I had a discussion here a while ago where I changed from "kWh" to "kW⋅h": https://www.reddit.com/r/Metric/comments/1313rhp/how_to_resp...
> multiple prefix ... well commonly accepted
Not really. Other than saying "I drove 30 k km", it is rare to stack prefixes. We don't say that CPU features are "5 millimicrometres".
> bare prefix are as well commonly accepted
And this is wrong. So, I have this electric scooter that goes 80 k at 30 k and weighs 40 k. How do you like that?
> we do not measure the mass but the weight so it should be 1.961daN
Actually, it's possible to measure mass. If the scale has an internal reference with a known mass, then it can adjust to the local gravitational constant.
What I mean is, let's say an electronic scale has an internal 10 g mass. When switching on the scale, it measures the internal mass and sees 9.8123 mN (millinewtons). Now it will use that scaling factor for anything else measured during the session. Then you move the scale to the south pole, and it measures the internal mass to have a weight of 9.9765 mN, so it compensates correspondingly.

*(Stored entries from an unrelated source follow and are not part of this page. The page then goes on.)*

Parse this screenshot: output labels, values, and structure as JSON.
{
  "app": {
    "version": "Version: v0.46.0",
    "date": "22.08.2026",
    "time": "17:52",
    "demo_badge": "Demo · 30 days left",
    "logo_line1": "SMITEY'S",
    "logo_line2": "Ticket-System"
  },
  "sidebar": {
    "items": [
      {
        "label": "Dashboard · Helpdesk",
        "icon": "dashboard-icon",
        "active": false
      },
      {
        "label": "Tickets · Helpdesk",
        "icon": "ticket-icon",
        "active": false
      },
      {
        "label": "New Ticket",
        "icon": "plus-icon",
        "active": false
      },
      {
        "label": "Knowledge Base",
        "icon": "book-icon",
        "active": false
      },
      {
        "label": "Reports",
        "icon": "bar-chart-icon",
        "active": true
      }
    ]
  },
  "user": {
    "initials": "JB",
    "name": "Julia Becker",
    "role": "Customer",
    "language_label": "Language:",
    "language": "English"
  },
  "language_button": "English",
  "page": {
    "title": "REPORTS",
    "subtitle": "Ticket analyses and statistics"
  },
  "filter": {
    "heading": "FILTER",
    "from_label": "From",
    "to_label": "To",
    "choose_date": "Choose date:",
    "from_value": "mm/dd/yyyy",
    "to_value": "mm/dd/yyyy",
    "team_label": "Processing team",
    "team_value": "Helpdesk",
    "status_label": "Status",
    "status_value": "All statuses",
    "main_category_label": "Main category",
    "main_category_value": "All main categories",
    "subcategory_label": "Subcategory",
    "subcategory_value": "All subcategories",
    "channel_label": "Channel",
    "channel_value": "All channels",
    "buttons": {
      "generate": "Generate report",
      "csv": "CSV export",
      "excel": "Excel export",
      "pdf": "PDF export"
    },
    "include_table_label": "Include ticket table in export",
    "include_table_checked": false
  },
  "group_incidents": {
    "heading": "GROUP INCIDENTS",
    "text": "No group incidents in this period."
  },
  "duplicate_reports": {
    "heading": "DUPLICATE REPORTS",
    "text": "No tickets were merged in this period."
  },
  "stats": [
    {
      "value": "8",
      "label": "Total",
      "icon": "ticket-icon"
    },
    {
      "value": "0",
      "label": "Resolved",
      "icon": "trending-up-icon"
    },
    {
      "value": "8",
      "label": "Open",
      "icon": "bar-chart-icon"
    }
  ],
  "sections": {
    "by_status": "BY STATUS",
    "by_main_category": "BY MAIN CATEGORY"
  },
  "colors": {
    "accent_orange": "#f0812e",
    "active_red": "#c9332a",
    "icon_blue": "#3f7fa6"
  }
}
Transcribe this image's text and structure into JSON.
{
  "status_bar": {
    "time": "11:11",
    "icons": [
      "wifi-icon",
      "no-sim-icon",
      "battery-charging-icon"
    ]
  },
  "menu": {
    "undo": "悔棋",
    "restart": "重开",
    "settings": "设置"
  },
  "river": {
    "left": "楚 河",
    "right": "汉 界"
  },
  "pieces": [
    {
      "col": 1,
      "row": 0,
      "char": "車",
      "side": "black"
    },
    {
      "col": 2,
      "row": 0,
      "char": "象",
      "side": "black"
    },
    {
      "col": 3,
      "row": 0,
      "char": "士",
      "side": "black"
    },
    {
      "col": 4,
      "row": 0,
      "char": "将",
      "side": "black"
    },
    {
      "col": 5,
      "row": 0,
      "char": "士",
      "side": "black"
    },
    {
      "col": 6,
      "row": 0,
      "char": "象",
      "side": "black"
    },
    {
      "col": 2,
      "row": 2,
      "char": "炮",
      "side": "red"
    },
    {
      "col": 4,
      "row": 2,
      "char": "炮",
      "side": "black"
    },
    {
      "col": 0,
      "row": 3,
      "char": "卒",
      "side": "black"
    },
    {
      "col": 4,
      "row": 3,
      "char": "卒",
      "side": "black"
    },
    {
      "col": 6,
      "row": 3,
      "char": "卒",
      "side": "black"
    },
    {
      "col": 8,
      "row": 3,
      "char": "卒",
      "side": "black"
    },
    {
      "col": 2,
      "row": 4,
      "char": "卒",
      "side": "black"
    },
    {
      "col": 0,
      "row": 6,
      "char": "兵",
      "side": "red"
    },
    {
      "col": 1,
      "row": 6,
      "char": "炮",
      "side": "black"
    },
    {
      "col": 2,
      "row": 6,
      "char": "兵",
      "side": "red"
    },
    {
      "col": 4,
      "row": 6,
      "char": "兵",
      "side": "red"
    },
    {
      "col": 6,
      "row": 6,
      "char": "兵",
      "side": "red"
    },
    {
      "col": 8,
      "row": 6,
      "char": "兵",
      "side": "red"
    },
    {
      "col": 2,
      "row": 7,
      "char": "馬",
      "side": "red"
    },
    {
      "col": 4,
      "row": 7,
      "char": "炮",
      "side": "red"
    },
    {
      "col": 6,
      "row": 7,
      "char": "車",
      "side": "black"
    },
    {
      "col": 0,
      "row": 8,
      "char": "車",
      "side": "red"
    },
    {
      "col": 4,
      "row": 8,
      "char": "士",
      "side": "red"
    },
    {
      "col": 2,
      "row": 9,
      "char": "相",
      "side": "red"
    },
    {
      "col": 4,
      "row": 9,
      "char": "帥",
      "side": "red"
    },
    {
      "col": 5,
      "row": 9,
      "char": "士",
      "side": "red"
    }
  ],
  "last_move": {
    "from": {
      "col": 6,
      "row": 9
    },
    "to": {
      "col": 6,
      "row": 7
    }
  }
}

Likewise, if you use a balance scale, then you are comparing against known masses (not weights). (We'll ignore buoyancy for the vast majority of commercial applications.)
> For instance climbing equipment in the EU use daN to express maximum loads of connectors, ropes etc
I haven't been exposed to that before, so thanks for that. That's just about the only example I have ever heard of involving the deca- prefix. I would much prefer all the non-power-of-1000 prefixes to die (goodbye to centi-, deci-, deca-, hecto-) for many reasons.
> we should not use km/h as well, since for SI base unites are m/s, but 3.6 is not an easy conversion
Correct. I have used both km/h (because obviously society forces it) and m/s in various applications and calculations. Using m/s is much more helpful for visualizing distances traveled in a short span of time, and also calculating acceleration (in m/s^2, never km/h/s), kinetic energy, etc.